The mortified look on the girl's face at the sight of a slightly cracked door is enough to answer Lapis's question. She shuts the door and sits on the chair across from Peridot's, adjusting her papers and clearing her throat.
"They have quite a few standard questions on here that are mainly idiotic and don't help me get to know you at all so, if you don't mind, i'll be skipping the introduction questions." Lapis had a rather loud speaking voice, but every word was like audible silk. Peridot strangely wanted her to talk forever, however at the same time she disliked the idea of answering personal questions.
"Uh..mm...I..." Peridot found it difficult to speak, only now noticing how dry her lips were. When was the last time she'd drank something? She couldn't even remember.
Lapis noted this quickly and sat her papers neatly on her chair as she stood.
"Where's your kitchen?"
Peridot opened her mouth, but shut it again after a moment's consideration of the jumbled speech she'd just presented. She pointed toward the kitchen, which was 37 steps left of her chair, exactly 43 steps from Lapis's, taking into consideration her stride and pace. Peridot had unknowingly calcualted this as Lapis had left, most likely a reflex. She'd counted steps for as long as she could remember; calculated how many steps it may take someone to arrive at a destination given how large their stride was and their average pace. It was a decently fun way of wasting time for her.

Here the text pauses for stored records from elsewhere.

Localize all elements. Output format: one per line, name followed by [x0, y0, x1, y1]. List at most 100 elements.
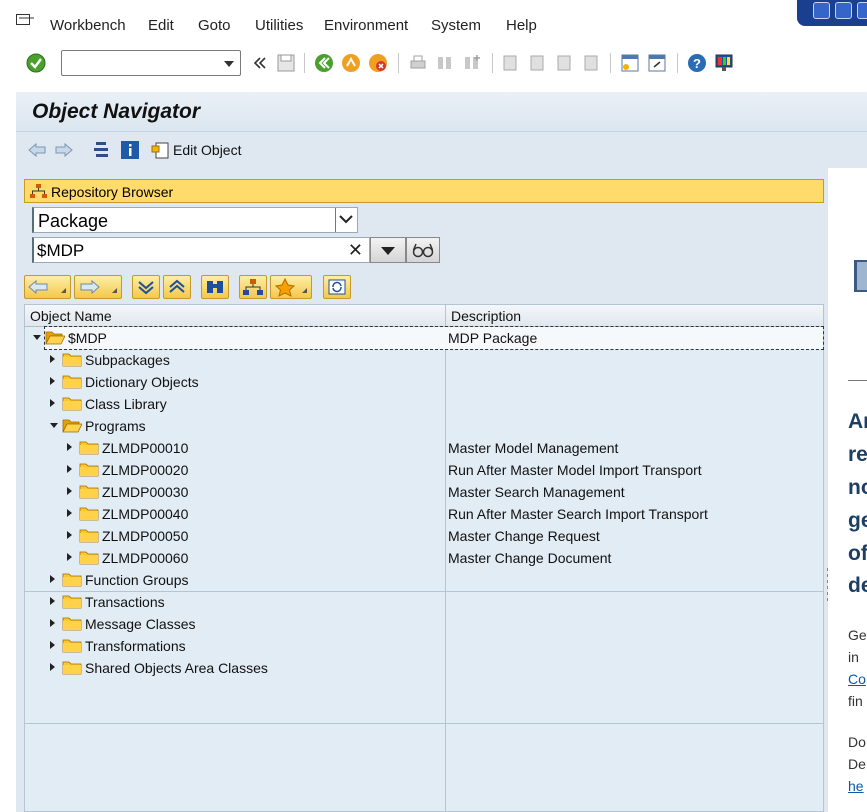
tree-row[interactable]: ZLMDP00040 Run After Master Search Import… — [25, 503, 823, 525]
last-page-icon[interactable] — [581, 53, 601, 73]
shortcut-icon[interactable] — [647, 53, 667, 73]
glasses-icon — [412, 243, 434, 258]
favorites-button[interactable] — [270, 275, 312, 299]
object-tree: Object Name Description $MDP MDP Package S… — [24, 304, 824, 812]
tree-row[interactable]: Class Library — [25, 393, 823, 415]
menu-environment[interactable]: Environment — [324, 17, 408, 34]
expanded-node-icon[interactable] — [50, 423, 58, 428]
repository-browser-header[interactable]: Repository Browser — [24, 179, 824, 203]
menu-goto[interactable]: Goto — [198, 17, 231, 34]
cancel-icon[interactable] — [368, 53, 388, 73]
edit-object-icon[interactable] — [150, 141, 170, 159]
history-dropdown-button[interactable] — [370, 237, 406, 263]
tree-row-description: Master Change Request — [448, 528, 600, 544]
object-name-input[interactable]: $MDP ✕ — [32, 237, 370, 263]
next-page-icon[interactable] — [554, 53, 574, 73]
minimize-button[interactable] — [813, 2, 830, 19]
tree-structure-icon — [30, 184, 47, 198]
clear-icon[interactable]: ✕ — [348, 240, 363, 261]
tree-row[interactable]: Function Groups — [25, 569, 823, 591]
tree-row[interactable]: Dictionary Objects — [25, 371, 823, 393]
tree-row[interactable]: Subpackages — [25, 349, 823, 371]
chevron-down-icon[interactable] — [224, 61, 234, 67]
close-window-button[interactable] — [857, 2, 867, 19]
collapsed-node-icon[interactable] — [50, 641, 55, 649]
customize-layout-icon[interactable] — [714, 53, 734, 73]
tree-row[interactable]: Shared Objects Area Classes — [25, 657, 823, 679]
object-type-select[interactable]: Package — [32, 207, 358, 233]
menu-edit[interactable]: Edit — [148, 17, 174, 34]
intro-link[interactable]: Co — [848, 671, 866, 687]
menu-workbench[interactable]: Workbench — [50, 17, 126, 34]
tree-row[interactable]: ZLMDP00020 Run After Master Model Import … — [25, 459, 823, 481]
svg-text:?: ? — [693, 56, 701, 71]
tree-row[interactable]: ZLMDP00060 Master Change Document — [25, 547, 823, 569]
arrow-right-icon[interactable] — [54, 141, 74, 159]
tree-row[interactable]: ZLMDP00030 Master Search Management — [25, 481, 823, 503]
double-chevron-left-icon[interactable] — [250, 53, 270, 73]
menu-icon[interactable] — [16, 14, 34, 28]
maximize-button[interactable] — [835, 2, 852, 19]
collapsed-node-icon[interactable] — [50, 619, 55, 627]
collapsed-node-icon[interactable] — [67, 465, 72, 473]
column-header-description[interactable]: Description — [451, 308, 521, 324]
hierarchy-button[interactable] — [239, 275, 267, 299]
collapsed-node-icon[interactable] — [67, 487, 72, 495]
menu-system[interactable]: System — [431, 17, 481, 34]
help-icon[interactable]: ? — [687, 53, 707, 73]
help-link[interactable]: he — [848, 778, 864, 794]
object-name-value: $MDP — [37, 241, 85, 260]
previous-object-button[interactable] — [24, 275, 71, 299]
next-object-button[interactable] — [74, 275, 122, 299]
folder-icon — [79, 485, 99, 499]
previous-page-icon[interactable] — [527, 53, 547, 73]
tree-row[interactable]: Transactions — [25, 591, 823, 613]
exit-icon[interactable] — [341, 53, 361, 73]
find-icon[interactable] — [435, 53, 455, 73]
tree-row[interactable]: ZLMDP00050 Master Change Request — [25, 525, 823, 547]
info-icon[interactable] — [120, 141, 140, 159]
collapsed-node-icon[interactable] — [50, 575, 55, 583]
expand-all-button[interactable] — [132, 275, 160, 299]
column-header-object-name[interactable]: Object Name — [30, 308, 112, 324]
print-icon[interactable] — [408, 53, 428, 73]
tree-row[interactable]: Message Classes — [25, 613, 823, 635]
menu-help[interactable]: Help — [506, 17, 537, 34]
collapsed-node-icon[interactable] — [50, 377, 55, 385]
collapsed-node-icon[interactable] — [50, 399, 55, 407]
collapsed-node-icon[interactable] — [50, 663, 55, 671]
display-button[interactable] — [406, 237, 440, 263]
collapsed-node-icon[interactable] — [50, 597, 55, 605]
folder-icon — [62, 661, 82, 675]
collapsed-node-icon[interactable] — [50, 355, 55, 363]
tree-row-name: ZLMDP00050 — [102, 528, 189, 544]
enter-check-icon[interactable] — [26, 53, 46, 73]
chevron-down-icon[interactable] — [335, 208, 357, 232]
find-next-icon[interactable] — [462, 53, 482, 73]
collapsed-node-icon[interactable] — [67, 553, 72, 561]
command-field[interactable] — [61, 50, 241, 76]
arrow-left-icon[interactable] — [27, 141, 47, 159]
collapse-all-button[interactable] — [163, 275, 191, 299]
tree-row[interactable]: $MDP MDP Package — [33, 326, 824, 350]
new-session-icon[interactable] — [620, 53, 640, 73]
tree-row-name: ZLMDP00060 — [102, 550, 189, 566]
tree-row[interactable]: ZLMDP00010 Master Model Management — [25, 437, 823, 459]
tree-row[interactable]: Programs — [25, 415, 823, 437]
refresh-button[interactable] — [323, 275, 351, 299]
save-icon[interactable] — [276, 53, 296, 73]
back-icon[interactable] — [314, 53, 334, 73]
edit-object-button[interactable]: Edit Object — [173, 142, 241, 158]
find-button[interactable] — [201, 275, 229, 299]
menu-utilities[interactable]: Utilities — [255, 17, 303, 34]
tree-row-description: Run After Master Model Import Transport — [448, 462, 702, 478]
document-icon — [854, 260, 867, 292]
collapsed-node-icon[interactable] — [67, 509, 72, 517]
collapsed-node-icon[interactable] — [67, 531, 72, 539]
collapsed-node-icon[interactable] — [67, 443, 72, 451]
expanded-node-icon[interactable] — [33, 335, 41, 340]
tree-row[interactable]: Transformations — [25, 635, 823, 657]
page-title: Object Navigator — [32, 100, 201, 123]
hierarchy-icon[interactable] — [92, 141, 112, 159]
first-page-icon[interactable] — [500, 53, 520, 73]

Lapis returned with a glass of water, most likely tap since Peridot, quite frankly, wasn't sure if she had any other form of liquids. Peridot drank the glass's contents and sat the cup carefully onto the floor. Then, after wiping her mouth off to rid of excess liquids. Then, she spoke.

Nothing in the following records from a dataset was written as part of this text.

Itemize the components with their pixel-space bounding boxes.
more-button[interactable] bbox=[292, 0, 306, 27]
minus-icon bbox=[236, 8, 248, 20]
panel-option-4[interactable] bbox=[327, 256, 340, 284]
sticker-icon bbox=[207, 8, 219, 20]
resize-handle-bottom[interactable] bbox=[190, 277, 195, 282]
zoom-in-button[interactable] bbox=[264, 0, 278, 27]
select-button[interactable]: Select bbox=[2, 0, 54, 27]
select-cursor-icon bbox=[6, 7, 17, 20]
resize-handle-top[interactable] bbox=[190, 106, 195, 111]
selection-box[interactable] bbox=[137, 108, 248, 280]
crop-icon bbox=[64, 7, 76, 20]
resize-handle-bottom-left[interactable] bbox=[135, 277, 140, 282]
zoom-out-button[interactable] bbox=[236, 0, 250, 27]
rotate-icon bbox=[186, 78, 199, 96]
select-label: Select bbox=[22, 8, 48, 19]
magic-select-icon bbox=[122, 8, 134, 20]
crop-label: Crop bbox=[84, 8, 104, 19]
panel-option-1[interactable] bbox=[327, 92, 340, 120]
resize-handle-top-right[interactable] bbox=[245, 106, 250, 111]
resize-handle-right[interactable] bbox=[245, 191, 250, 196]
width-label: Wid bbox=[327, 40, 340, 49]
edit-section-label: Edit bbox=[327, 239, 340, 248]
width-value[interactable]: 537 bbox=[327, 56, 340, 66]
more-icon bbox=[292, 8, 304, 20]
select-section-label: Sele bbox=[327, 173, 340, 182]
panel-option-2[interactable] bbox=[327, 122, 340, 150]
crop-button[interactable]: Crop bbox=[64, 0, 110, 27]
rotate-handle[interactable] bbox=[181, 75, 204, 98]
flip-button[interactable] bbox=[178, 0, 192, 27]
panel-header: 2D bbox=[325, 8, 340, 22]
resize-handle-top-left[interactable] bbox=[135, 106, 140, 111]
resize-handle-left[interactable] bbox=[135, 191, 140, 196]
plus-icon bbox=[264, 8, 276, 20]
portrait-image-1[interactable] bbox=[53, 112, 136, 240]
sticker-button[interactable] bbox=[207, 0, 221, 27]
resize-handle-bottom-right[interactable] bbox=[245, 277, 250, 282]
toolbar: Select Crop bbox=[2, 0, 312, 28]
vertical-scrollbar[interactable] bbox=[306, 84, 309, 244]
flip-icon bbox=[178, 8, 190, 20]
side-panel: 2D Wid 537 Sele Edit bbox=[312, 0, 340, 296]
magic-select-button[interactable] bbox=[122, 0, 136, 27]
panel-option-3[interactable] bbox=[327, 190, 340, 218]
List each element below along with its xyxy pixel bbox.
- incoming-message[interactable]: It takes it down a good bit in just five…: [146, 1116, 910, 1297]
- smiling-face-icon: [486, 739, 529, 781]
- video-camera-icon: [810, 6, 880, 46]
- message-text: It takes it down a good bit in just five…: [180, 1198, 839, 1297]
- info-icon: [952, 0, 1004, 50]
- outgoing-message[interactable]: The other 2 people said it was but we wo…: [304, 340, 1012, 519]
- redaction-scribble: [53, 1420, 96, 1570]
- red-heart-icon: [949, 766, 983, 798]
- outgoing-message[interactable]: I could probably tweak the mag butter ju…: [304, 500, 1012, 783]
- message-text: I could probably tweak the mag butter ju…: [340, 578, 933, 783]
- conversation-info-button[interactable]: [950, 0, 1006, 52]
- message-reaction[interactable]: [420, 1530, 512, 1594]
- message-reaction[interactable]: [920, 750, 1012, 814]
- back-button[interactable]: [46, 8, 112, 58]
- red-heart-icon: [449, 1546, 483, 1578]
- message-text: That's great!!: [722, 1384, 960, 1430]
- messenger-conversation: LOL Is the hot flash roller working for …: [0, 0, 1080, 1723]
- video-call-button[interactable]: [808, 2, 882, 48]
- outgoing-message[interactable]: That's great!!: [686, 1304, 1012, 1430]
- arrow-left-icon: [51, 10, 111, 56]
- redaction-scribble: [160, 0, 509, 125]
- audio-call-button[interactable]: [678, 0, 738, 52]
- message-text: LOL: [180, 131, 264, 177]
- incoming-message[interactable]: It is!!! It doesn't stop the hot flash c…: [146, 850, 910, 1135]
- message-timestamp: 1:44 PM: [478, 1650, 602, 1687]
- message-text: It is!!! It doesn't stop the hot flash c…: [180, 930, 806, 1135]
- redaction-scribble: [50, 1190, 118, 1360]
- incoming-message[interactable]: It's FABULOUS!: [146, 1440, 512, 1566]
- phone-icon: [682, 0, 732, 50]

"...I don't...feel comfortable sharing things too personal. It's...uh...a part of my ptsd...my old girlfriend...and things..." The jumbled sentence was enough. Of course Peridot could form a rather eloquent sentence in her head, but in practice she found it was better to leave things pitifully choked. Lapis coughed and looked up, rather disinterested.

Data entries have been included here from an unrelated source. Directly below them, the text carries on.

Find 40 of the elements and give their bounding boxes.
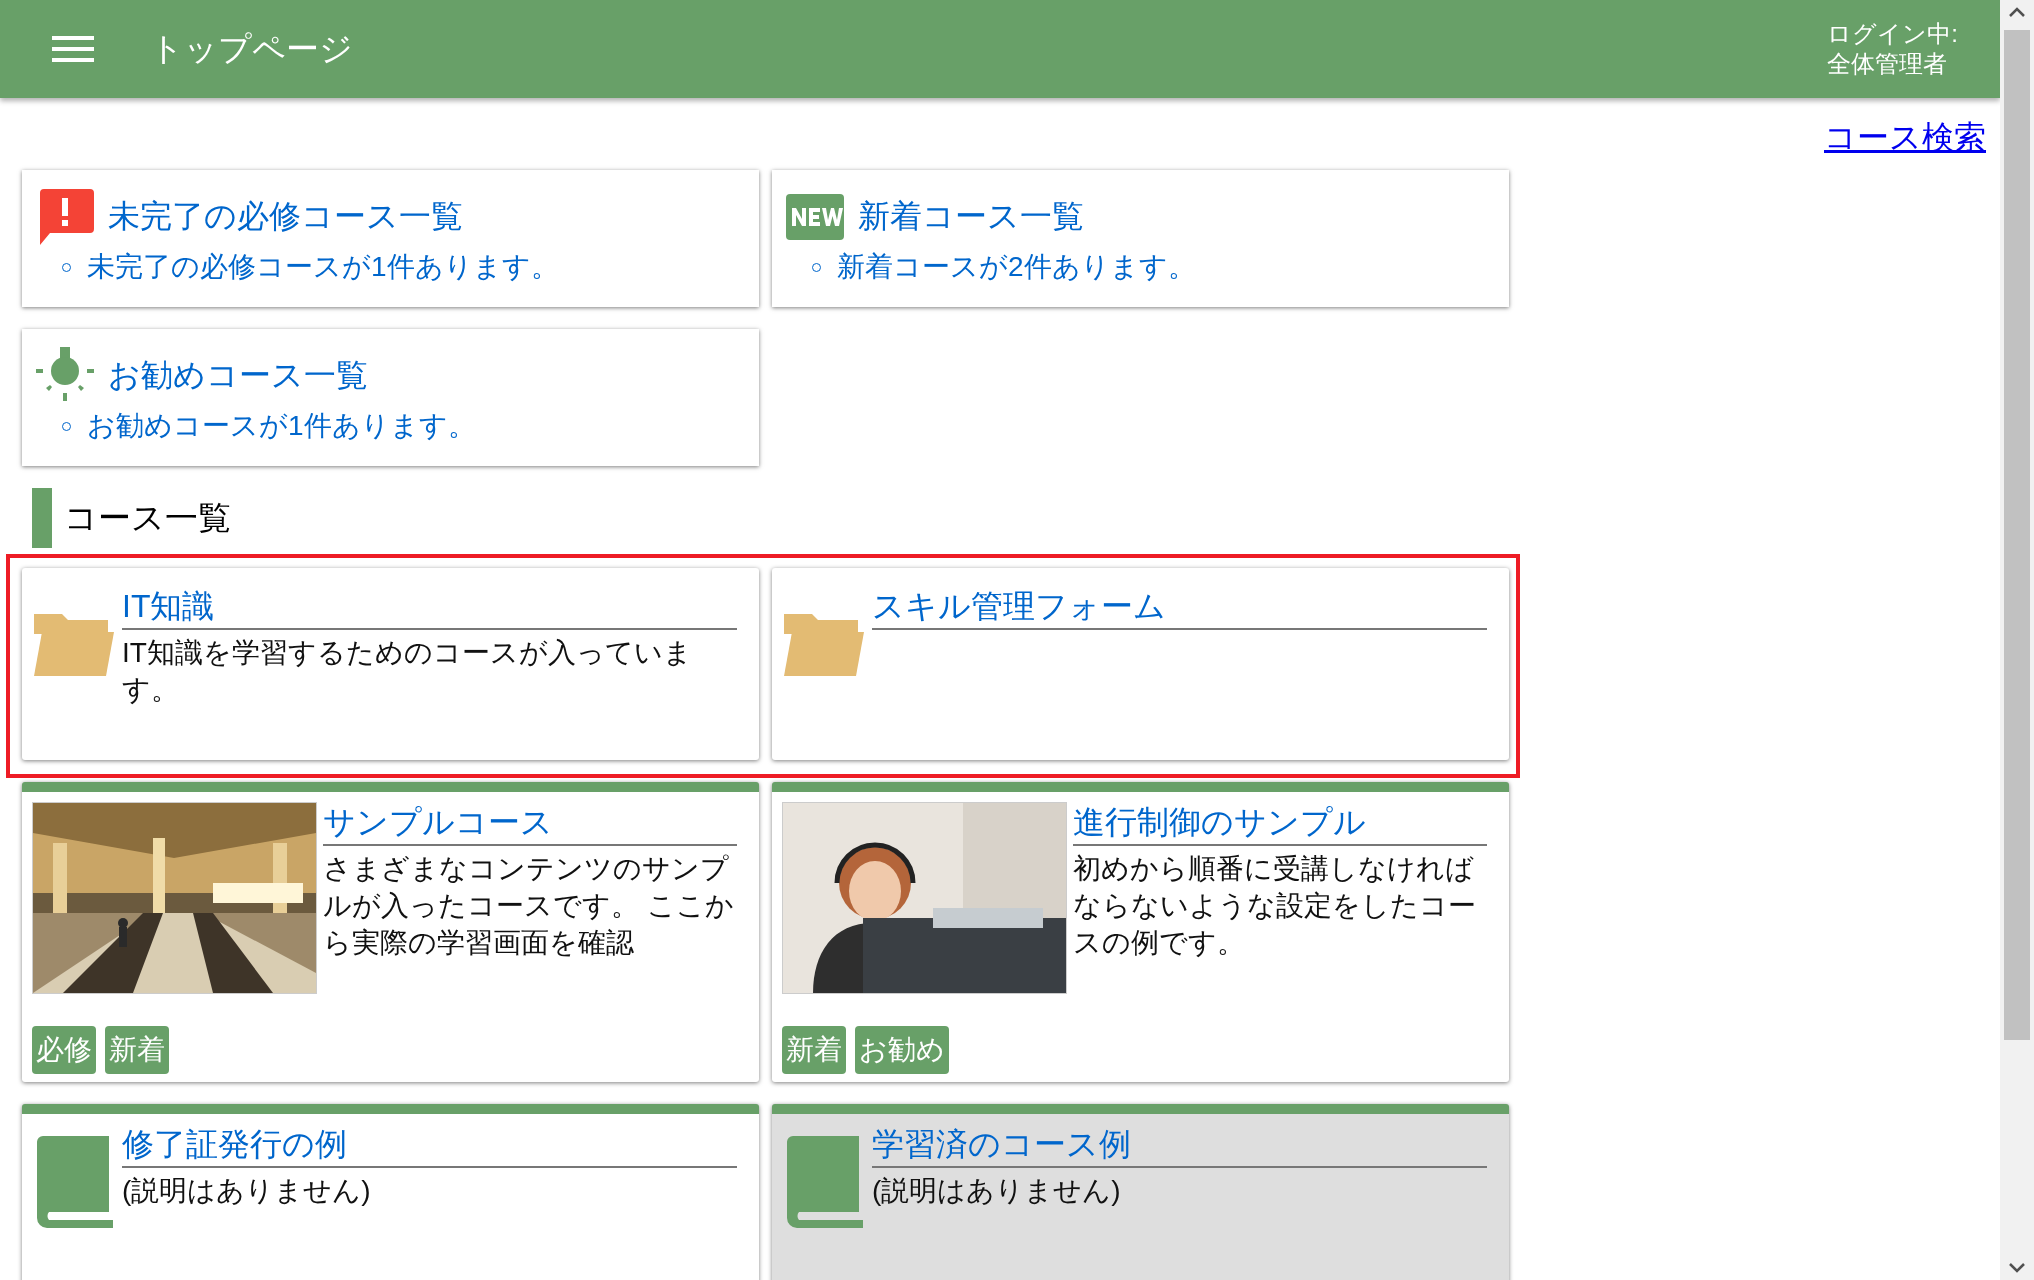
section-marker <box>32 488 52 548</box>
course-description: IT知識を学習するためのコースが入っています。 <box>122 636 693 707</box>
course-title-link[interactable]: 修了証発行の例 <box>122 1124 737 1168</box>
summary-message-link[interactable]: 新着コースが2件あります。 <box>837 248 1196 286</box>
scroll-up-icon[interactable] <box>2008 6 2026 18</box>
course-title-link[interactable]: IT知識 <box>122 586 737 630</box>
summary-message-link[interactable]: 未完了の必修コースが1件あります。 <box>87 248 559 286</box>
summary-title-link[interactable]: 新着コース一覧 <box>858 195 1084 239</box>
course-search-link[interactable]: コース検索 <box>1824 116 1986 156</box>
summary-title-link[interactable]: 未完了の必修コース一覧 <box>108 195 463 239</box>
course-title-link[interactable]: サンプルコース <box>323 802 737 846</box>
section-title: コース一覧 <box>64 497 231 538</box>
page-title: トップページ <box>150 28 353 69</box>
summary-title-link[interactable]: お勧めコース一覧 <box>108 354 368 398</box>
course-tag: 新着 <box>782 1026 846 1074</box>
course-description: (説明はありません) <box>872 1174 1122 1208</box>
course-card[interactable]: 進行制御のサンプル 初めから順番に受講しなければならないような設定をしたコースの例です。 新着 お勧め <box>772 782 1509 1082</box>
scroll-down-icon[interactable] <box>2008 1262 2026 1274</box>
summary-message-link[interactable]: お勧めコースが1件あります。 <box>87 407 476 445</box>
course-card[interactable]: 修了証発行の例 (説明はありません) <box>22 1104 759 1280</box>
course-card[interactable]: スキル管理フォーム <box>772 568 1509 760</box>
course-card[interactable]: 学習済のコース例 (説明はありません) <box>772 1104 1509 1280</box>
scrollbar-thumb[interactable] <box>2004 30 2030 1040</box>
menu-icon[interactable] <box>52 34 94 64</box>
book-icon <box>785 1136 863 1228</box>
course-description: 初めから順番に受講しなければならないような設定をしたコースの例です。 <box>1073 852 1477 960</box>
course-title-link[interactable]: 進行制御のサンプル <box>1073 802 1487 846</box>
course-title-link[interactable]: 学習済のコース例 <box>872 1124 1487 1168</box>
course-card[interactable]: IT知識 IT知識を学習するためのコースが入っています。 <box>22 568 759 760</box>
course-title-link[interactable]: スキル管理フォーム <box>872 586 1487 630</box>
course-tag: 必修 <box>32 1026 96 1074</box>
course-card[interactable]: サンプルコース さまざまなコンテンツのサンプルが入ったコースです。 ここから実際の学習画面を確認 必修 新着 <box>22 782 759 1082</box>
book-icon <box>35 1136 113 1228</box>
course-tag: 新着 <box>105 1026 169 1074</box>
login-user: 全体管理者 <box>1827 49 1949 79</box>
course-tag: お勧め <box>855 1026 949 1074</box>
login-label: ログイン中: <box>1827 19 1958 49</box>
course-description: (説明はありません) <box>122 1174 372 1208</box>
new-icon <box>786 194 844 240</box>
course-description: さまざまなコンテンツのサンプルが入ったコースです。 ここから実際の学習画面を確認 <box>323 852 735 960</box>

"Let me guess. You've clung to the diagnoses of your ptsd and used it's symptoms as bait to get your other therapists to simply give you medication and leave. And now that I'm skipping the basic questions that you typically answer with the textbook descriptions of ptsd symptoms you're speaking in simple, stuttering language to make me pity you and stop asking questions." Lapis sighed. "You aren't the first Miss Peridot, and you must certainly won't be the last. I'm here to help you and I'm going to do my job, but to do that you have to let down your veil a bit and let me see what you're actually thinking."
"B-but...I'm not comfortable with..." Peridot wasn't exactly shocked, her doctor had mentioned that Lapis was more of a psychoanalyst. Plus, she was hardly the first person to notice her actions and the point they were trying to make. The way she'd said it though, so blunt and harsh, stunned Peridot a bit.
"I won't force anything on you. In fact..." Lapis rummaged in her papers, "here is a questionnare sheet. Fill in your answers honestly and I'll check them when I return in a week. If they're not honest I'll be able to tell."
Lapis handed the sheet over to Peridot then stood with a simple sigh.
"Goodbye Miss Peridot."
Of all the endings she had predicted, this one she hadn't even considered.